Cooking sous vide is amazing. It feels like a scientific experiment. Cooking in plastic bags feels like something you might do on a spaceship.
This used to be a technique used mainly in restaurants, but you can get quite cheap domestic machines now that sous vide cooking is increasing in popularity. I’ve spent the last couple of months experimenting to get my own understanding of what works and what doesn’t work.
Cooking sous vide under pressure and in the small vacuum bag really seems to make the flavour that you put on food (even without liquid, like fresh herbs) go right through the meat evenly and thoroughly. It means you don’t need a lot of sauce or marinade to make a big impact. Plus, because the bag is sealed, moisture doesn’t seep out and the meat stays moist.
Cooking at a steady low temperature means you can get your meat to the perfect temperature – if you like it medium rare, it will be medium rare, no matter how long you cook it (within reason).

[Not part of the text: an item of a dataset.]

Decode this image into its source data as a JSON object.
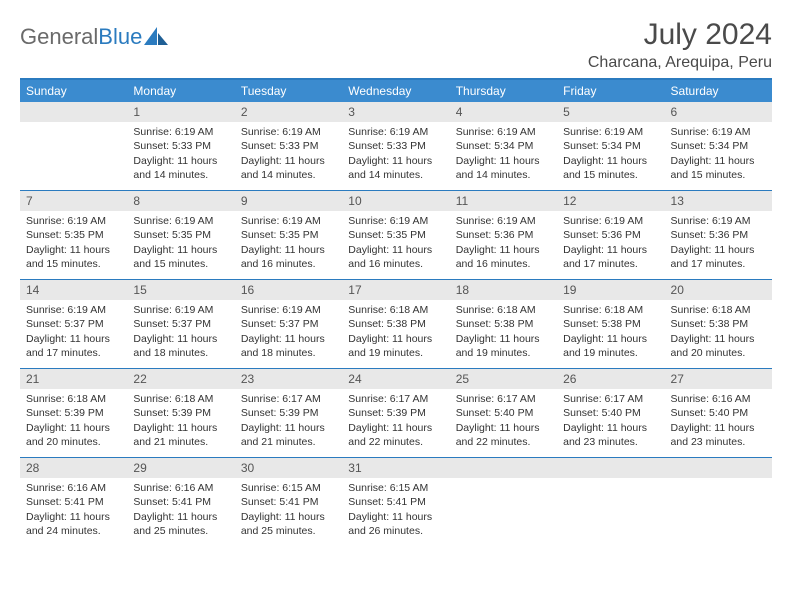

I’ve also found that although it sounds complex and time consuming, it’s very low maintenance. I never really got into the whole slow cooker craze, but for this pork fillet I put it in the sous vide machine in the morning before work and forgot about it for ten hours. It was absolutely perfect and ready to pull out and sear when I was ready to eat dinner that night.
The recipe I put together for a sous vide pork fillet is below, but the basic idea of adding some herbs and a solid fat (like butter or coconut oil) and searing after the sous vide cooking is done to finish off the outside has worked well for me with all kinds of meats. Cheaper cuts of meat will need longer cooking time.
The kale and apple slaw is a great accompaniment which is really nice with pork. If you haven’t been converted to the sous vide yet, the salad is great just with grilled pork chops.
For the sous vide pork fillet
A pork fillet
A sprig of rosemary
A bay leaf
A pinch of salt and pepper
A teaspoon of butter
Bash the salt, pepper, rosemary and thinly sliced bay leaf in a mortar and pestle until the salt goes green. Rub on the pork fillet. Place the pork fillet in your vacuum bag with the butter, rosemary and bay leaf and seal. Cook in the sous vide machine according to the machine instructions. I did mine to 57 degrees Celsius for about ten hours for medium rare.
After it’s finished cooking, pull the bag out of the water bath and the pork fillet out of the bag. It will look a bit grey and unappetising. Don’t worry. Heat up a grill pan or barbecue and sear the outside to give it that final finish and then let rest for a few minutes before serving.
For the kale and apple slaw
Half a of bunch kale (I’ve used the curly kale, baby kale, cavalo nero, red russian… all are good in this)
A quarter of a red cabbage (optional)
A handful of walnuts
One and a half tablespoons good mayonnaise
A tablespoon olive oil
A splash balsamic vinegar
A teaspoon dijon mustard
Salt and pepper
Slice the kale and cabbage (if using) into very thin strips. The thinner the better, especially if the kale is a more bitter variety. I’ve found the larger leaves and the leaves from the supermarket are often tougher and more bitter than those that are homegrown or from the local grocer. Slice the apple into thin strips. Roughly chop the walnuts.
Mix the dressing together, adjusting quantities for taste and consistency. Mix the dressing into the salad. Leaving it for about 15 minutes while you sear the pork will let the dressing soften up the kale a bit, but the apple and walnuts will still give it a nice crunch.
We served the pork with the kale and apple slaw and some bright purple congo potatoes.